Док одарил его странным взглядом и сказал:
– Ел. Пюре и чай. Больше не тошнило.
– Спасибо…
Джон еще постоял – и вышел. Отправился проверять посты. Все на своих местах. Он принюхивался на всякий случай – не пахнет ли чем-нибудь неположенным, хотя, по его расчетам, все запасы у парней должны были кончиться. Но ничего крепче паршивого табака не учуял. Надо бы кое-кому выделить бордельный наряд – заслужили. Если только Джон не рассорится напрочь с Иессеем. Пленные в яме затихли. Новенький, что их охранял, отчитался, что все, мол, прошло без происшествий, и был отпущен есть и спать.
Но Джон прекрасно понимал: остальным тут – в особенности новоприбывшим – не нужны песни у костра, они пришли за кровью. Скоро они отойдут от истории с поездом и станут томиться по другой схватке…
Даст бог и другую.
В палатке было темно, и Джон обо что-то споткнулся.
– Да твою… – Он не успел сдержать ругательства при ребенке.
Из темноты послышалось:
– Сэр?
Джон узнал это «сэр». Напряженное, заранее виноватое. Что я сделал не так. Где опять прокололся.
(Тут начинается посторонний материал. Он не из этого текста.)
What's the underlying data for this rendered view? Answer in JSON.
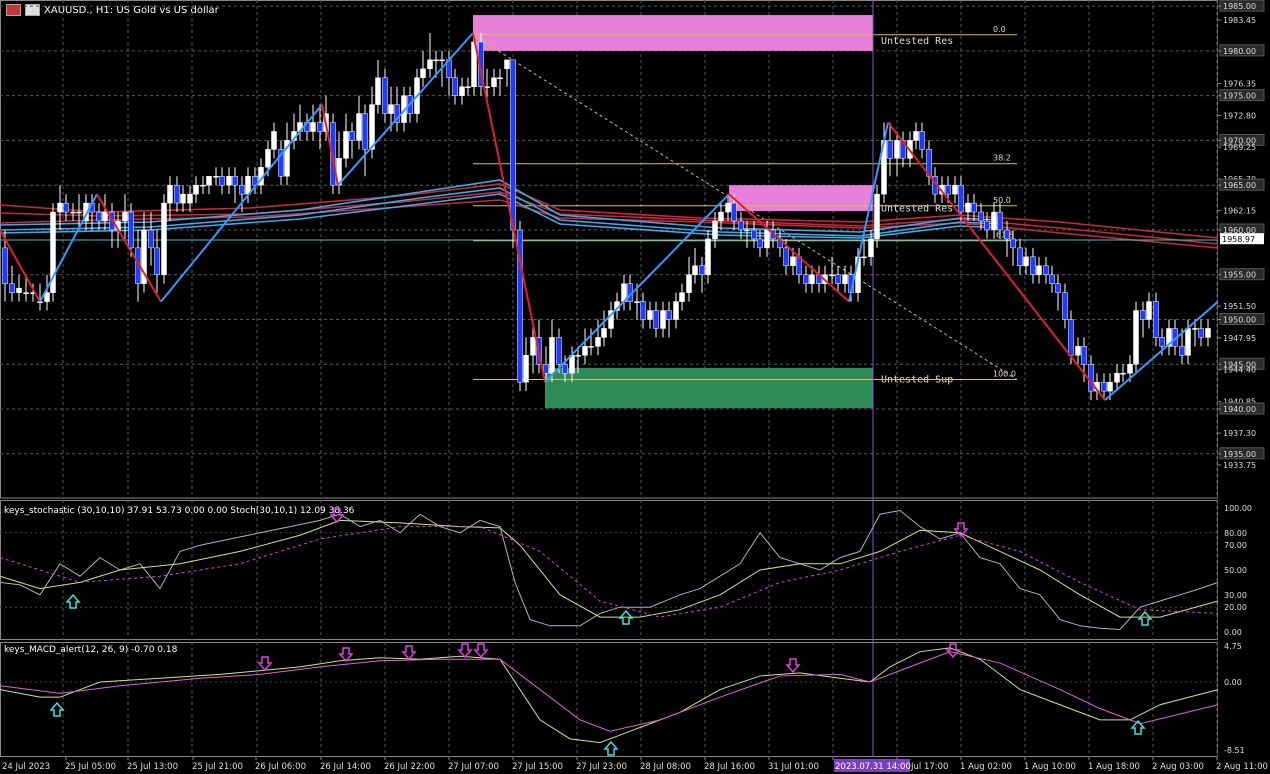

– Извини, – сказал он пятну света на койке. Дернул выключатель. Ребенок откинул одеяло и высунул взлохмаченную голову. – Я споткнулся о… о твой рюкзак.
– Простите, сэр.
– Ты… тебе не обязательно называть меня «сэр».
– Хорошо, Джон. – Тон у ребенка был… послушно-приютский. Джону вспомнились ребята-сироты в кадетской школе.
– Ты книжку читал?
– Да, – ответил мальчик. – Мне разрешено?
Опять «разрешено» вместо «можно», подивился Джон.
– Джей-Би… Тебя в приют забирали, пока мама болела?
Ребенок вскинул на него испуганные глаза.
– Не обязательно об этом говорить, – торопливо сказал Джон. – Это твое дело.
Он помнил свои первые дни – что там, месяцы! – в кадетской школе. О них он не стал бы рассказывать никому. Разве что отцу – в надежде на защиту, но к тому времени он уже достаточно вырос, чтобы понимать: тут защиты не будет. Зато у Гидеона появится новый повод считать его слабаком.